Government departments to set out plans for public sector mutuals this year, taskforce report says

Julian Le Grand, chair of the Mutuals Taskforce, says resistance to mutuals is mainly from middle-management

Julian Le Grand
Julian Le Grand

Five government departments are expected to have set out their plans to support public sector workers to spin out services into independent mutuals by the end of the year, according to a report published today by the Mutuals Taskforce, the independent panel set up by the Cabinet Office to promote mutuals.

The report says that the Department for Communities and Local Government, the Department for Business, Innovation and Skills, the Department for Education, the Home Office and the Ministry of Justice could all see public sector mutuals set up by workers under their jurisdiction.

The report, Public Service Mutuals: the Next Steps, also recommends that by April next year these departments should have a clear set of policies which anyone interested in setting up a mutual could follow, and guidance for workers’ parent bodies on how to support a request.

The report recommends appointing an "independent arbiter" who can hear appeals from anyone who wishes to set up a mutual but feels they have not been given due consideration by their managers, and who should have the power to overrule managers if a mutual has a sufficiently good business case.

The taskforce found that there were 58 public service mutuals, with another 40 in the pipeline, although the report said there might be others which the taskforce is not aware of. Already, mutuals have a turnover of more than £1bn and are believed to employ around 20,000 former public sector employees.

Julian Le Grand, a professor at the London School of Economics and chair of the Mutuals Taskforce, said at the launch of the report that the biggest barriers to the development of mutuals were "commissioning, procurement and middle-management blockage".
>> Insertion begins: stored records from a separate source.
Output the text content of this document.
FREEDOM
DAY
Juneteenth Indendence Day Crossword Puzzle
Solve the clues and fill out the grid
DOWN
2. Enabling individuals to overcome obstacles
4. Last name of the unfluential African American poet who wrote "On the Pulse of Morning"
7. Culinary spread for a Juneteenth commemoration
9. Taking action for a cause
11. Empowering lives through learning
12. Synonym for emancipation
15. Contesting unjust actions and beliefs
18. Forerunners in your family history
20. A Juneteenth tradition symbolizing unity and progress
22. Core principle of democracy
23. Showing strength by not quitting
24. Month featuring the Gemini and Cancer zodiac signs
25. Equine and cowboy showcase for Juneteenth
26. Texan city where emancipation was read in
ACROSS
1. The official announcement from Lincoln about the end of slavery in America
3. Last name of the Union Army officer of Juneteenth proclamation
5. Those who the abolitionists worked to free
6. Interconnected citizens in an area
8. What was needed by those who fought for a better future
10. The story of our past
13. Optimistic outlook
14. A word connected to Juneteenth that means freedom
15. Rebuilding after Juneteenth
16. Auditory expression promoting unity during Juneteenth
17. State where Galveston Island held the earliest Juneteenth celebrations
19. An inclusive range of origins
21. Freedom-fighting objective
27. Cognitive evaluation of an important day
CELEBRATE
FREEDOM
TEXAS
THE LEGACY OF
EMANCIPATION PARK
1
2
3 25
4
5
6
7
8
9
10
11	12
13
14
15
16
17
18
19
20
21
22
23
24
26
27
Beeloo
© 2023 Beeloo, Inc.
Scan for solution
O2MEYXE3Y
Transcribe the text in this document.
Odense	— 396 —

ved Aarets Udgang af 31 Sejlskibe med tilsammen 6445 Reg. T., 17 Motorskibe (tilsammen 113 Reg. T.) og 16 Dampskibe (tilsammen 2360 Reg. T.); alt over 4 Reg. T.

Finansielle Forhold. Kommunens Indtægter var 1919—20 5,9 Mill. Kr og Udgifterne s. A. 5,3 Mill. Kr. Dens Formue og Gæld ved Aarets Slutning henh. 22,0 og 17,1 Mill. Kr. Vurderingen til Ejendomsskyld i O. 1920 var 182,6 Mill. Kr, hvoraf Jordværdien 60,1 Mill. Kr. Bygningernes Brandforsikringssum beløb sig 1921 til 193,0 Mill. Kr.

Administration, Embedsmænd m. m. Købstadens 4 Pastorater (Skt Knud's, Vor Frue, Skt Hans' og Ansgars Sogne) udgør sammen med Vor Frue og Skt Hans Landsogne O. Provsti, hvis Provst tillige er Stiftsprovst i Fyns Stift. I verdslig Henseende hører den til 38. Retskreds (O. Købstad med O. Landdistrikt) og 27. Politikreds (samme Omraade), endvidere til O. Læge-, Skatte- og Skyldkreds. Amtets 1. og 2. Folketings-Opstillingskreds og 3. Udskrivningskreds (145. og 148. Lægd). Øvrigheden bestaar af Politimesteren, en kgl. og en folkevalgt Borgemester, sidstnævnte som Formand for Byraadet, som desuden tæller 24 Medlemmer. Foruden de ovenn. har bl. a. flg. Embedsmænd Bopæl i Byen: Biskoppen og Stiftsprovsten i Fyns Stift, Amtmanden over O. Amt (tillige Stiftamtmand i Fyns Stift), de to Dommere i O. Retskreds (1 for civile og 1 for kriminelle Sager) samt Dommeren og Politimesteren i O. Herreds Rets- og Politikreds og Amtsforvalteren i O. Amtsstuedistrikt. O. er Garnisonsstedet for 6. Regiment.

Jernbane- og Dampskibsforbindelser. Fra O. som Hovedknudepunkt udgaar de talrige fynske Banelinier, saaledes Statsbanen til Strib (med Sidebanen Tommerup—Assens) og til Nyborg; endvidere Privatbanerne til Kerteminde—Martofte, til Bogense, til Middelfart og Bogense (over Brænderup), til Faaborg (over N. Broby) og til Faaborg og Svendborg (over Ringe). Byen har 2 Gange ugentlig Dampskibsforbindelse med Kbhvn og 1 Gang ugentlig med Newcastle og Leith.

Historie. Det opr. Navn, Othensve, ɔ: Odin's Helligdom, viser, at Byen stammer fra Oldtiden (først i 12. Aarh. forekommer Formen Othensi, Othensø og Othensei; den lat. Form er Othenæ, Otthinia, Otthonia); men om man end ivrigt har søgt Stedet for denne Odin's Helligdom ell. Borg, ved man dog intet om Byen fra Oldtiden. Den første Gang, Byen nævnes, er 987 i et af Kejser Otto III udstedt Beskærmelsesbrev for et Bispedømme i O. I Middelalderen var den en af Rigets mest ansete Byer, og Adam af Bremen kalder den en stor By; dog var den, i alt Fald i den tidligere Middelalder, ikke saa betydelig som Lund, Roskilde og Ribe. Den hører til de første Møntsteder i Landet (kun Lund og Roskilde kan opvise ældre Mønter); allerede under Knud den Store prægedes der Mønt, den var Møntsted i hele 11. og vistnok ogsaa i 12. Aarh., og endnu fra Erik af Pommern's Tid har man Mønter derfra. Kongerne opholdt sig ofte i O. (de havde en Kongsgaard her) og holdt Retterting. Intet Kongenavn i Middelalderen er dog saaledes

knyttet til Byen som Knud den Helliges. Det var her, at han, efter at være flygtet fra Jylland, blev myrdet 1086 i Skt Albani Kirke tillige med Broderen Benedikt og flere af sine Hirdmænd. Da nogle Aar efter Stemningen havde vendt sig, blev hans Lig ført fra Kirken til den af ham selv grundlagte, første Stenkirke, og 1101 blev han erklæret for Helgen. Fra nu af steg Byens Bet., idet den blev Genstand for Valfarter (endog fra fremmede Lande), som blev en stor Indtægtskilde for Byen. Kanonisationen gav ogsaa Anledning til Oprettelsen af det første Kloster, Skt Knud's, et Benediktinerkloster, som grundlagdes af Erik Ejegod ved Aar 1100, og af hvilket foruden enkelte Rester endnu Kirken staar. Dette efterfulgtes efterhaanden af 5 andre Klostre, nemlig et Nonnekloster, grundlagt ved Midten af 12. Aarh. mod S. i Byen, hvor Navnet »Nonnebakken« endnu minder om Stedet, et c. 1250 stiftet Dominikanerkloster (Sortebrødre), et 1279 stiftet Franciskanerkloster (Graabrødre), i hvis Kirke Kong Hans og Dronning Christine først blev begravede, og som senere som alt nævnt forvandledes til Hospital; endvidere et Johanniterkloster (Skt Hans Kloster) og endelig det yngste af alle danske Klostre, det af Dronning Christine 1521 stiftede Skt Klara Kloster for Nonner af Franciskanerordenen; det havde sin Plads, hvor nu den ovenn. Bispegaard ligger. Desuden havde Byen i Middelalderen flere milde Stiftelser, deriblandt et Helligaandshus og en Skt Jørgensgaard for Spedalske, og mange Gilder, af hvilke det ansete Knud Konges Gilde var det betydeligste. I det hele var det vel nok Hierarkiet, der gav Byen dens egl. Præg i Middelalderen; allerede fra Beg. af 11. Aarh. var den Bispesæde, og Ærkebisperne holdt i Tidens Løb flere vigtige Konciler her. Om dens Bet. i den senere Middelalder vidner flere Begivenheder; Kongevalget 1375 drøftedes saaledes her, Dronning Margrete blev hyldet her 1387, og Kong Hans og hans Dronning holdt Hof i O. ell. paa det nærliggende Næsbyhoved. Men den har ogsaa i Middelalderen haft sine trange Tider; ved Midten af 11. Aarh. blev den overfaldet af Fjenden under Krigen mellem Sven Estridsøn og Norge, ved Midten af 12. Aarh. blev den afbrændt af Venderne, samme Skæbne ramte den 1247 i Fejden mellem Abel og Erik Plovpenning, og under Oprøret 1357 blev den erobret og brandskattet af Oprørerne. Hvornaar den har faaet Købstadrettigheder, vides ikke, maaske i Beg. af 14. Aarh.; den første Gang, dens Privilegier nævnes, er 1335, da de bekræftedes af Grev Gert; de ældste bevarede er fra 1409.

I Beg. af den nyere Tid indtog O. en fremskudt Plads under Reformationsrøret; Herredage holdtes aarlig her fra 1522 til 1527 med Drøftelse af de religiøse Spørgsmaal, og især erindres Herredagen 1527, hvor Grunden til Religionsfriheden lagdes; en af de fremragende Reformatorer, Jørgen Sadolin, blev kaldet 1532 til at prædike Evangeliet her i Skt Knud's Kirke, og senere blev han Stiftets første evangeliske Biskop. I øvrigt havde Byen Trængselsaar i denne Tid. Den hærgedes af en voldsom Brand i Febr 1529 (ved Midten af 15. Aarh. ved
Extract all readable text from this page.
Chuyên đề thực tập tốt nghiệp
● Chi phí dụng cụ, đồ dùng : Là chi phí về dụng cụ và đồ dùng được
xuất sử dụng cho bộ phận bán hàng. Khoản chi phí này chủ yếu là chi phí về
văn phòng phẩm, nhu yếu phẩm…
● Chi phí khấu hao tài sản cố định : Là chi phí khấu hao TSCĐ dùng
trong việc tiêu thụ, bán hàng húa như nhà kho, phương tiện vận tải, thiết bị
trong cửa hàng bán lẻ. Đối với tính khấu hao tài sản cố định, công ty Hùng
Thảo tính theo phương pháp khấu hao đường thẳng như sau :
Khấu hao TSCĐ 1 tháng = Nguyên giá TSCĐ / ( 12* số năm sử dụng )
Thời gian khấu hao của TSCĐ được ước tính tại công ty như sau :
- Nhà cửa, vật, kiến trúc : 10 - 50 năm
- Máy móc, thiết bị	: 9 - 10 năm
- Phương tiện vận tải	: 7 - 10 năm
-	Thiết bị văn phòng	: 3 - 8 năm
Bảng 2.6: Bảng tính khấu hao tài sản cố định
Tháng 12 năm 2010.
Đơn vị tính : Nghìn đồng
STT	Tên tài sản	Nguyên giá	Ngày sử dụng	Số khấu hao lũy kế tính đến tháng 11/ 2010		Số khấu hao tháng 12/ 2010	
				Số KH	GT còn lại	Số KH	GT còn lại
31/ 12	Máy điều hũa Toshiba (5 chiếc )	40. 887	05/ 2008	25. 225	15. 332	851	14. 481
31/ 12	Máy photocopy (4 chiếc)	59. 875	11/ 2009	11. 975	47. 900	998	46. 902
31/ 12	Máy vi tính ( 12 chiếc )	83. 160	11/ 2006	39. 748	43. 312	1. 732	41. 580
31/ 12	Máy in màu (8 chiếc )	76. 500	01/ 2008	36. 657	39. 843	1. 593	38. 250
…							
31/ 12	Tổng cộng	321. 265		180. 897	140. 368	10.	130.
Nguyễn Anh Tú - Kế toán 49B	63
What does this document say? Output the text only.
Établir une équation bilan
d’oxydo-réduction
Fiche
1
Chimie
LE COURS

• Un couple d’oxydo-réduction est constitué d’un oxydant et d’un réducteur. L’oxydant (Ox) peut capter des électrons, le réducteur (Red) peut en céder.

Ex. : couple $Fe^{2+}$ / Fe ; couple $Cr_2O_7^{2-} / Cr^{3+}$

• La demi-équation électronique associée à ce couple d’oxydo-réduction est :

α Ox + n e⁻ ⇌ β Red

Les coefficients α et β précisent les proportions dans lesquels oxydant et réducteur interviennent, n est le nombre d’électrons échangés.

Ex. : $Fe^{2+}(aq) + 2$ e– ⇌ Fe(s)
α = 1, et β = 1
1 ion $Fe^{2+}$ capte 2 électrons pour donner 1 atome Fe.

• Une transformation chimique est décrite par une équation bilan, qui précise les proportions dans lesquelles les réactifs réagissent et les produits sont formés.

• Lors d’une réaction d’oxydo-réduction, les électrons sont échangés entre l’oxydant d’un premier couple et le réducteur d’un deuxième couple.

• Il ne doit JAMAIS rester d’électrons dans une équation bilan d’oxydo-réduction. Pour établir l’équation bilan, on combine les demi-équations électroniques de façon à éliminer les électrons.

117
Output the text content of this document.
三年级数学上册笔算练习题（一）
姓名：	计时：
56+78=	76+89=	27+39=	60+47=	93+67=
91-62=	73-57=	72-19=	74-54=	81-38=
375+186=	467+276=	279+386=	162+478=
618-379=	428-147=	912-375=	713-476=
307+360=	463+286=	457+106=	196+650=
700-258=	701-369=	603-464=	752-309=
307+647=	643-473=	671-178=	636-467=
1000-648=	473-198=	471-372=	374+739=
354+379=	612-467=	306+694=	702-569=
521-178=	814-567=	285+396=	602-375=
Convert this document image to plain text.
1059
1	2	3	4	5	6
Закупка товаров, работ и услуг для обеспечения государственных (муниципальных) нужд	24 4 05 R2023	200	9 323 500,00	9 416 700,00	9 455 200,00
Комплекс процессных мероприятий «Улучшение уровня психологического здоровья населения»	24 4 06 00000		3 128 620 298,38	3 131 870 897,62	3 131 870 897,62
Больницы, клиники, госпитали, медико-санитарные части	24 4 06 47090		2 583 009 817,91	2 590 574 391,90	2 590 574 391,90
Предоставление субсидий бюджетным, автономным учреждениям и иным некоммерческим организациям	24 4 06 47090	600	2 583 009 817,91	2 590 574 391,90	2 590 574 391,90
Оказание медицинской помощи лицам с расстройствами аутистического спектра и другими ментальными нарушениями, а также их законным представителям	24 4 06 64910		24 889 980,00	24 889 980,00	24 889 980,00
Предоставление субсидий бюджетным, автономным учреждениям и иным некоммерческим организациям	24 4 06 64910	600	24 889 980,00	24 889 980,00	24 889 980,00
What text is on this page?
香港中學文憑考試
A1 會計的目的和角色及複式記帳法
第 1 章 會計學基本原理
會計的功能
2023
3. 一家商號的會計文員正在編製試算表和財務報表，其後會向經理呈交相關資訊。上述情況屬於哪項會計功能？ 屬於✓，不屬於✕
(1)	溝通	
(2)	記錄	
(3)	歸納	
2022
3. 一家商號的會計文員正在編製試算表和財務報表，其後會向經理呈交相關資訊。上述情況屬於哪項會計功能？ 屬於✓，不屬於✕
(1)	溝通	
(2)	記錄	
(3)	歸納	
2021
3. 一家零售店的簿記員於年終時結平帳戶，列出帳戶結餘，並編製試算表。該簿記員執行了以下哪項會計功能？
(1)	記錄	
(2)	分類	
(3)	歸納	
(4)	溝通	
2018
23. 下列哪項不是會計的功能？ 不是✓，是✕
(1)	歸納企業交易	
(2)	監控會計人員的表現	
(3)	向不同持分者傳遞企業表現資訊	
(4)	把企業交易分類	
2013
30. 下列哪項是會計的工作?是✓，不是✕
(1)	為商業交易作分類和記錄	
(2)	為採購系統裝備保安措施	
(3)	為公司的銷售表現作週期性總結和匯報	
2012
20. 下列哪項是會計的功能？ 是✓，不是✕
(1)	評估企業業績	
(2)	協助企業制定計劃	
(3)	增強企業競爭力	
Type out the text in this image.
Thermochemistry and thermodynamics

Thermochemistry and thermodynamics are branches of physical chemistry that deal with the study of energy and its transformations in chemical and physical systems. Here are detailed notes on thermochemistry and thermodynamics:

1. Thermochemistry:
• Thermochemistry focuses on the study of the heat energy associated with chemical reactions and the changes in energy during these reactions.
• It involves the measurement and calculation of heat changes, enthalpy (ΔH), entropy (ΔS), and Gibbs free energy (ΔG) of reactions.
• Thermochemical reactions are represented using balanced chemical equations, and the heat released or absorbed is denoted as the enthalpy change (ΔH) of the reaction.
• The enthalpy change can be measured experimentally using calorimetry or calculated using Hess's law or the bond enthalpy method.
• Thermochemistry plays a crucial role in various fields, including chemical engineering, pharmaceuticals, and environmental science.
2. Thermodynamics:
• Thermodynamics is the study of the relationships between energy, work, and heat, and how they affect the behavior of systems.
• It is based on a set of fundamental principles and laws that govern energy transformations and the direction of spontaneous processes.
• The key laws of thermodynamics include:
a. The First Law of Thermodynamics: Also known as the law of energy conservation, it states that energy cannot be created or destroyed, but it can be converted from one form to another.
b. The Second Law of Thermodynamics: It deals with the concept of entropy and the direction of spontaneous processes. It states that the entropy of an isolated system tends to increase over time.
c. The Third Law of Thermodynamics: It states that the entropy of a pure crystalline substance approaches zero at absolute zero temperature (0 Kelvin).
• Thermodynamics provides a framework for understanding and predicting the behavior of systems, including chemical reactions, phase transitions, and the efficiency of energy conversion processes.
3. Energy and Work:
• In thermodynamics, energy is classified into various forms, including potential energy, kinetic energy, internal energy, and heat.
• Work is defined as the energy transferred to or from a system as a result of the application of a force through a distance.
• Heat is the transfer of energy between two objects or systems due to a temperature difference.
He said that most of the opposition to mutuals came not from senior executives and politicians but from mid-level staff who were concerned about loss of control or the extra workload involved.

Francis Maude, minister for the Cabinet Office, also speaking at the launch, said he wanted to move mutuals "from the margin to the mainstream", and that he believed they were a much more efficient way of delivering services.

Maude said that the taskforce had produced "really good recommendations", but did not say whether his department would formally endorse them as official policy.

He said that at present the development of mutuals support in Whitehall was mixed, with some departments much more advanced in their strategy than others.

Maude said that he wanted to make clear to staff that they were not just permitted to spin out, but would be encouraged.

"We want to say to people ‘you can really, really do it, and you will be supported to do it,’" he said. "This will be a mainstream part of how services are delivered in the future."